________________________________________________
_ 'I did not start in search of Jim at once, only because I had really
an appointment which I could not neglect. Then, as ill-luck would
have it, in my agent's office I was fastened upon by a fellow fresh
from Madagascar with a little scheme for a wonderful piece of
business. It had something to do with cattle and cartridges and a Prince
Ravonalo something; but the pivot of the whole affair was the stupidity
of some admiral--Admiral Pierre, I think. Everything turned on that,
and the chap couldn't find words strong enough to express his
confidence. He had globular eyes starting out of his head with
a fishy glitter, bumps on his forehead, and wore his long hair
brushed back without a parting. He had a favourite phrase which
he kept on repeating triumphantly, "The minimum of risk with the
maximum of profit is my motto.
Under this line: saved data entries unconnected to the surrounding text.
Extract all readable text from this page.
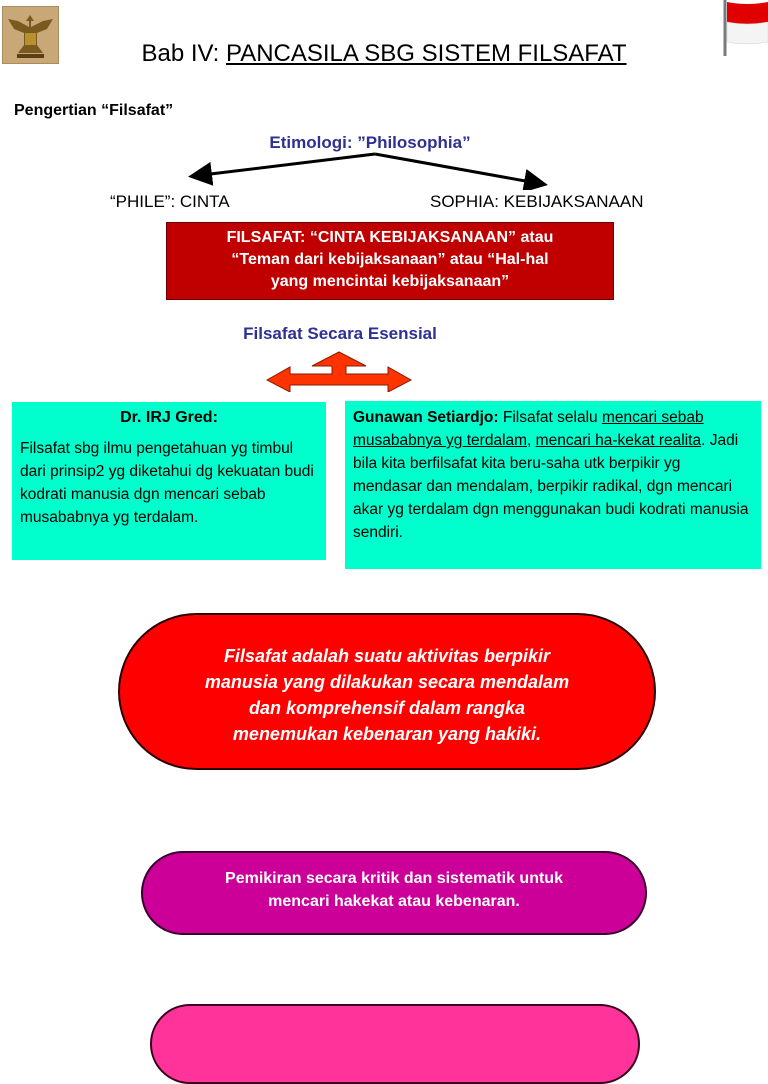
Bab IV: PANCASILA SBG SISTEM FILSAFAT
Pengertian “Filsafat”
Etimologi: ”Philosophia”
“PHILE”: CINTA	SOPHIA: KEBIJAKSANAAN
FILSAFAT: “CINTA KEBIJAKSANAAN” atau
“Teman dari kebijaksanaan” atau “Hal-hal
yang mencintai kebijaksanaan”
Filsafat Secara Esensial
Dr. IRJ Gred:
Filsafat sbg ilmu pengetahuan yg timbul dari prinsip2 yg diketahui dg kekuatan budi kodrati manusia dgn mencari sebab musababnya yg terdalam.
Gunawan Setiardjo: Filsafat selalu mencari sebab musababnya yg terdalam, mencari ha-kekat realita. Jadi bila kita berfilsafat kita beru-saha utk berpikir yg mendasar dan mendalam, berpikir radikal, dgn mencari akar yg terdalam dgn menggunakan budi kodrati manusia sendiri.
Filsafat adalah suatu aktivitas berpikir
manusia yang dilakukan secara mendalam
dan komprehensif dalam rangka
menemukan kebenaran yang hakiki.
Pemikiran secara kritik dan sistematik untuk
mencari hakekat atau kebenaran.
What?" He made my head ache,
spoiled my tiffin, but got his own out of me all right; and as soon
as I had shaken him off, I made straight for the water-side. I caught
sight of Jim leaning over the parapet of the quay. Three native
boatmen quarrelling over five annas were making an awful row at
his elbow. He didn't hear me come up, but spun round as if the
slight contact of my finger had released a catch. "I was looking,"
he stammered. I don't remember what I said, not much anyhow,
but he made no difficulty in following me to the hotel.
'He followed me as manageable as a little child, with an obedient
air, with no sort of manifestation, rather as though he had been
waiting for me there to come along and carry him off. I need not
have been so surprised as I was at his tractability. On all the round
earth, which to some seems so big and that others affect to consider
as rather smaller than a mustard-seed, he had no place where he
could--what shall I say?--where he could withdraw. That's it!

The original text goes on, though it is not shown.